Average temperatures could increase by as much as 12 degrees Fahrenheit by the end of the century if emissions continue to rise, a figure that would easily make the world virtually uninhabitable for humans. A global temperature rise of just 7.2 degrees Fahrenheit would cause a catastrophic domino effect, bringing weather extremes that would result in food and water shortages and destructive floods – much more devastating than those we have experienced this year.

The global warming we are experiencing is not natural. People are causing it. Only CO2 and other greenhouse gas emissions from human activities explain the observed warming now taking place on earth.

Glaciers are melting and are a contributor to a rise in sea-level. Between 1961 and 1997, the world's glaciers lost 890 cubic miles of ice.

Could December’s severe weather be as a result of the unprecedented rate at which the polar sea ice is melting? It’s perhaps the most dramatic, startling visual evidence of global warming, and it’s got scientists rushing to figure out just how big of an effect the melting is going to have on the rest of the world.

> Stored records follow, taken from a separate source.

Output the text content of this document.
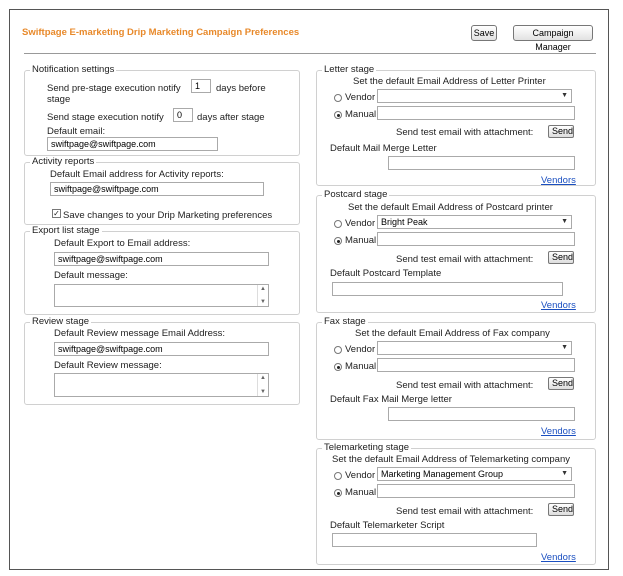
Swiftpage E-marketing Drip Marketing Campaign Preferences	Save	Campaign Manager
Notification settings
Send pre-stage execution notify	1	days before
stage
Send stage execution notify	0	days after stage
Default email:
swiftpage@swiftpage.com
Activity reports
Default Email address for Activity reports:
swiftpage@swiftpage.com
✓ Save changes to your Drip Marketing preferences
Export list stage
Default Export to Email address:
swiftpage@swiftpage.com
Default message:
▲
▼
Review stage
Default Review message Email Address:
swiftpage@swiftpage.com
Default Review message:
▲
▼
Letter stage
Set the default Email Address of Letter Printer
Vendor	▼
Manual
Send test email with attachment:	Send
Default Mail Merge Letter
Vendors
Postcard stage
Set the default Email Address of Postcard printer
Vendor Bright Peak	▼
Manual
Send test email with attachment:	Send
Default Postcard Template
Vendors
Fax stage
Set the default Email Address of Fax company
Vendor	▼
Manual
Send test email with attachment:	Send
Default Fax Mail Merge letter
Vendors
Telemarketing stage
Set the default Email Address of Telemarketing company
Vendor Marketing Management Group	▼
Manual
Send test email with attachment:	Send
Default Telemarketer Script
Vendors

For many years influential businesses and governments have been against the idea of global warming. Many have invested heavily in order to discredit what has generally been accepted for a long time as fact. Now, the mainstream is worried about climate change impacts. Some businesses that once engaged in disinformation campaigns have shifted opinions, requesting government regulation and direction on global warming issues. Many others are still attempting to undermine climate change action and concerns.

Will all this mean a different type of spin and propaganda with attempts at green washing and misleading information becoming the norm, or will there be a major shift in attitudes to see concrete solutions being proposed and implemented?

We now need to focus on efforts that encourage forward momentum with constant and steady change.